Member of the Michigan House of Representatives from the 62nd district
- In office January 1, 1981 – December 31, 1982
- Preceded by: Charlie James Harrison Jr.
- Succeeded by: Charlie James Harrison Jr.

Personal details
- Born: July 7, 1925 Peoria, Illinois
- Died: April 18, 2015 (aged 89) Oro Valley, Arizona
- Party: Republican
- Alma mater: University of Detroit

= L. Jean Willoughby =

American politician

L. Jean Willoughby (née Kauffman; July 7, 1925 – April 18, 2015) was an American politician.

==Early life and education==
L. Jean Kauffman was born on July 7, 1925, in Peoria, Illinois, to parents Louis and Agnes Kauffman. Jean attended Academy of Our Lady. She became a registered nurse at St. Francis Hospital, after which she met her husband, William A. Willoughby. Jean and William married in 1949. Together they had six children. After having children, Jean went to college.

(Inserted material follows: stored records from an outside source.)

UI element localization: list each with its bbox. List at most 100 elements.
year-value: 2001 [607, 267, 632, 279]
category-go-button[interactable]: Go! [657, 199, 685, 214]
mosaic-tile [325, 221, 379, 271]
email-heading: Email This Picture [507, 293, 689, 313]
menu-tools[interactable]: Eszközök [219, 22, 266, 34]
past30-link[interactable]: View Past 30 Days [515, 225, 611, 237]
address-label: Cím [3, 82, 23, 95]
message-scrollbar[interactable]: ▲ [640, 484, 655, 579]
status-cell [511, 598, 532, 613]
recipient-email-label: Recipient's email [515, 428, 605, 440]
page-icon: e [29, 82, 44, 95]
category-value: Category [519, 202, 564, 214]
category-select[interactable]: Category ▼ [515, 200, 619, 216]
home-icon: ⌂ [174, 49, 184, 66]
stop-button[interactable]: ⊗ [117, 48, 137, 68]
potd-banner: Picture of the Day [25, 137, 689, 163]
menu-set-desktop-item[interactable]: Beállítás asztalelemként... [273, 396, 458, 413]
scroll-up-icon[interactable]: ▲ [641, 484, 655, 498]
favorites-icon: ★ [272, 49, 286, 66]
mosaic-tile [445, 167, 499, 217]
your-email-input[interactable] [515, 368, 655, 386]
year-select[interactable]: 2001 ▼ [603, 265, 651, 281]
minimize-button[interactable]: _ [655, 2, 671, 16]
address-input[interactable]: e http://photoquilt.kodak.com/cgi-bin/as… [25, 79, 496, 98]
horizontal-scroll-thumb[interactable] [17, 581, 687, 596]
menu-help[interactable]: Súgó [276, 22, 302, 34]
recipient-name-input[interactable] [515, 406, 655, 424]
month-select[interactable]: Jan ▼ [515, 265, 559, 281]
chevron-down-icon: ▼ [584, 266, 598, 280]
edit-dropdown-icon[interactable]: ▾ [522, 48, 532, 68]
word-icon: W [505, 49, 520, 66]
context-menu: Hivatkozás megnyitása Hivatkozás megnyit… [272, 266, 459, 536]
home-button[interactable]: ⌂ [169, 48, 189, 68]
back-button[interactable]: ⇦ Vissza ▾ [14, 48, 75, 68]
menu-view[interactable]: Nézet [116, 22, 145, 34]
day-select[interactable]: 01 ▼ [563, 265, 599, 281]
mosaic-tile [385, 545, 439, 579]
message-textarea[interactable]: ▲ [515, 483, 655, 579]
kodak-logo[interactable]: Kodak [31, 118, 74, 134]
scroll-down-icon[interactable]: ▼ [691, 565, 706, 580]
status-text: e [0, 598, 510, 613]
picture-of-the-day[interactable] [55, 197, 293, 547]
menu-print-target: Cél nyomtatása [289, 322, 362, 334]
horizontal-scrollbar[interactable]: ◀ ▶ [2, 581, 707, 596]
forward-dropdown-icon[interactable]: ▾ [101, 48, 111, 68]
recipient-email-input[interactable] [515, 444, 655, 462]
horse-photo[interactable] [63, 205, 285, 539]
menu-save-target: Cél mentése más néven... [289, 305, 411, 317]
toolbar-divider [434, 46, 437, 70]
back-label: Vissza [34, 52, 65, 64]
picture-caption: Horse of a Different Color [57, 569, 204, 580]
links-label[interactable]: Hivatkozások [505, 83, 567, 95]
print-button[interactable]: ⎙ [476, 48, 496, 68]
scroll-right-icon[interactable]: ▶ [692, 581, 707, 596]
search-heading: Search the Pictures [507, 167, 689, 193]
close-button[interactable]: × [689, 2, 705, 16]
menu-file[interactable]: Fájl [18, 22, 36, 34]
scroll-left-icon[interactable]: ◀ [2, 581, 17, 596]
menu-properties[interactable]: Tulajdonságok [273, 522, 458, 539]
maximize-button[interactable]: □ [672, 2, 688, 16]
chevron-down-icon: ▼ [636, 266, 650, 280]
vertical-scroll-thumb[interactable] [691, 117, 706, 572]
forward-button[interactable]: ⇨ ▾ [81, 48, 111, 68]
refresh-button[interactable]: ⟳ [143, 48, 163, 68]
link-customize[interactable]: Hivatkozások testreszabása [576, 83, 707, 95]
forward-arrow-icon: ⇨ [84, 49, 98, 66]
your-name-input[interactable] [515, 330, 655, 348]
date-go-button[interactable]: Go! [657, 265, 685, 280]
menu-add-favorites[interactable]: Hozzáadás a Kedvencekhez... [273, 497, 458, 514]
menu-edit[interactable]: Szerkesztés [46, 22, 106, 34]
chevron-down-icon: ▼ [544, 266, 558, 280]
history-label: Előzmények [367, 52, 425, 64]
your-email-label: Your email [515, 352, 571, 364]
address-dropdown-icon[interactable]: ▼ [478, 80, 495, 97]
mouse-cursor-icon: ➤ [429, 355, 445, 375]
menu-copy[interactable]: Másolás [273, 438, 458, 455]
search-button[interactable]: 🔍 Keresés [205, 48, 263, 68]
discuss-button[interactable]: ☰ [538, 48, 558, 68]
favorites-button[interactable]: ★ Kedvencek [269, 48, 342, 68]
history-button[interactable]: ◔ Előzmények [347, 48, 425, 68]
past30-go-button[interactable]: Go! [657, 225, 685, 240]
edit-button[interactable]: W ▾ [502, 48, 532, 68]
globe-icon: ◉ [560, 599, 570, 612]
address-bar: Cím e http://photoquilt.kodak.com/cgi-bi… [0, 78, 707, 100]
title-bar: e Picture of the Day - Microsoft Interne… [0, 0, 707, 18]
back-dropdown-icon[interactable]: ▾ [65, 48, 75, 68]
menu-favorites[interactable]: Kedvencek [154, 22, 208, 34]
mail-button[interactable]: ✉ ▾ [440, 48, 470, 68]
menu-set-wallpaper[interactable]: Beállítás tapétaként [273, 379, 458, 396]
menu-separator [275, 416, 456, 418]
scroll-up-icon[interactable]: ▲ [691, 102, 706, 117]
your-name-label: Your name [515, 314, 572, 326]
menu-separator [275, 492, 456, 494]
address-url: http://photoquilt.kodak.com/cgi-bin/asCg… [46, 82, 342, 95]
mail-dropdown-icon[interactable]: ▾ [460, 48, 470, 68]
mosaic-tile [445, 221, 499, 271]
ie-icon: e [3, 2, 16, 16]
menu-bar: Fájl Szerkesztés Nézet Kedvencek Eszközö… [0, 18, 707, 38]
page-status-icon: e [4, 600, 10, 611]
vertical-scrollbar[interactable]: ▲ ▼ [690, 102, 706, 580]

From the University of Detroit, she earned a BA in communications and an MA in political science.

==Career==
In 1980, Willoughby, residing in Bloomfield Hills, sought political office for the first time. She ran as a Republican against the incumbent Democratic State Representative Charlie James Harrison Jr. of Pontiac, who had already served four-terms, in the 62nd district. David Kushma of the Detroit Free Press described Willoughby's victory on November 4 as the "biggest upset" of the 1980 state house elections. Willoughby won by a slim margin of 346 votes. This was confirmed after a recount.

As state representative, Willoughby continued the support of her Democratic predecessors for state subsidies for the Pontiac Silverdome. The stadium was within the boundaries of her district. In 1981, she argued it was important for the state to continue its funding of the Silverdome as the 1982 Super Bowl was being hosted there, which would bring the state a profit.

In 1982, the state house districts were re-drawn and Willoughby was in the new 65th district. Willoughby attempted re-election against incumbent Republican State Rep. Ruth McNamee of Birmingham in the primary election. Willoughby was ultimately defeated by McNamee.

From 1983 to 1991, Willoughby worked as budget director for Oakland County.

==Personal life==
Willoughby was Roman Catholic.

==Later life and death==
Willoughby retired to Horseshoe Bay, Texas. There, she volunteered as a guardian ad litem for Court Appointed Special Advocates. She later moved to Tucson, Arizona. Willboughby died in her home in Oro Valley, Arizona, on April 18, 2015.